Yah. Wisudawati tersebut bukanlah Mahasiswa biasa bagi Sang Bupati. Ia adalah Hj. Andi Nadjariah, sosok Wanita yang telah melahirkannya ke dunia.
Bakti Anak di Panggung Akademik
Biasanya, kehadiran seorang Kepala Daerah dalam acara wisuda, hanya sebatas memberikan sambutan formal atau ucapan selamat secara umum. Namun, kali ini atmosfer berubah menjadi sangat emosional. Chaidir Syam, dengan mengenakan seragam dinas lengkapnya, turun tangan langsung untuk memindahkan tali toga Ibundanya.
Momen tersebut menjadi simbolisasi yang kuat tentang siklus kehidupan: dahulu sang ibu yang menuntun anaknya belajar berjalan dan mengeyam pendidikan, kini sang anak—yang telah sukses menjadi pemimpin daerah—mendapat kehormatan untuk mengukuhkan keberhasilan pendidikan Ibunya.
Hj. Andi Nadjemiah, membuktikan bahwa semangat belajar tidak mengenal batas usia. Di usianya yang tak lagi muda, beliau berhasil menyelesaikan studinya, memberikan pesan tersirat yang kuat kepada generasi muda Maros tentang pentingnya pendidikan sepanjang hayat (long life learning).
Ditemui seusai prosesi yang menyentuh hati tersebut, Chaidir Syam tak bisa menyembunyikan rasa bangga sekaligus harunya.
”Jujur, ini adalah momen wisuda yang paling membuat jantung saya berdebar, lebih dari saat saya sendiri yang diwisuda.

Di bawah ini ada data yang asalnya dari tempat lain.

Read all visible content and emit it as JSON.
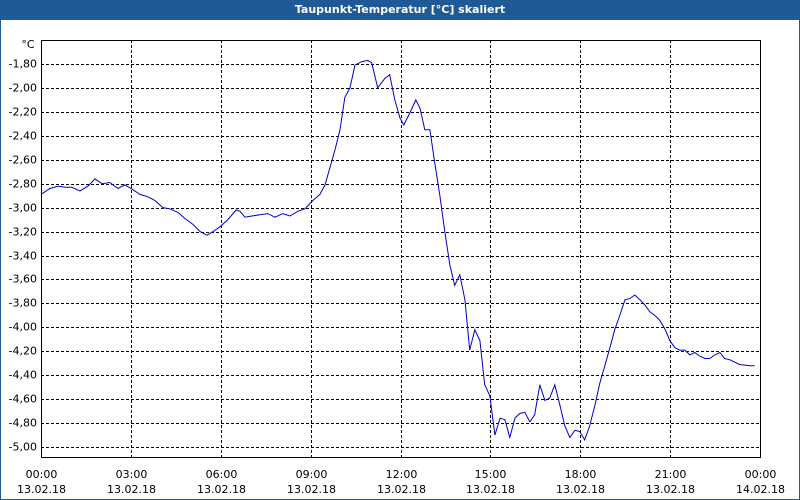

Biasanya saya berdiri di sini murni sebagai pejabat publik, tetapi hari ini, seragam dinas ini hanyalah pakaian luar,” ujarnya.
”Di dalam hati, saya berdiri sebagai seorang anak yang sangat bangga. Tangan saya sempat gemetar saat memindahkan tali toga beliau. Ini bukan sekadar memindahkan tali dari kiri ke kanan, tapi ini adalah bentuk penghormatan tertinggi saya atas perjuangan beliau yang tak kenal lelah menuntut ilmu, sekaligus pengingat bahwa setinggi apa pun jabatan saya, saya tetaplah putranya yang memohon ridho. Beliau adalah inspirasi sejati saya, bahwa tidak ada kata terlambat untuk belajar,” tutur Chaidir.
Peristiwa ini tidak hanya menjadi kenangan manis bagi keluarga Bupati Maros, tetapi juga menjadi motivasi bagi masyarakat Kabupaten Maros.
Kegigihan Ibunda Bupati dalam menyelesaikan pendidikan, menjadi teladan nyata bahwa pendidikan adalah hak segala usia dan merupakan kunci untuk terus memberdayakan diri.
Momen wisuda kali ini, akan dikenang bukan hanya sebagai perayaan kelulusan, melainkan sebagai panggung di mana cinta ibu dan bakti anak bertemu dalam satu bingkai kebanggaan.

Wisuda Pertama Sekolah Lansia As-Sabiqat ini mengusung tema “Evaluasi Diri, Bersinergi Kokohkan AMTI dan Semangat Berbagi dalam Bingkai Tali Silaturrahmi”, dirangakaikan dengan Peringatan Milad ke X (Sepuluh) dan Launching Lembaga Wakaf (Nasir).
Wisuda ini menjadi bukti nyata bahwa semangat untuk belajar, berkarya, dan berdaya tidak dibatasi oleh usia.
Kepala Perwakilan Kemendukbangga/BKKBN Provinsi Sulsel, Shodiqin, mengapresiasi atas partisipasi dan keberhasilan para peserta dalam mengikuti seluruh program pembelajaran, sehingga wisuda ini menjadi momentum penting untuk memperkuat rasa percaya diri, serta mempererat tali silaturahmi antara peserta, pengelola, dan pihak terkait.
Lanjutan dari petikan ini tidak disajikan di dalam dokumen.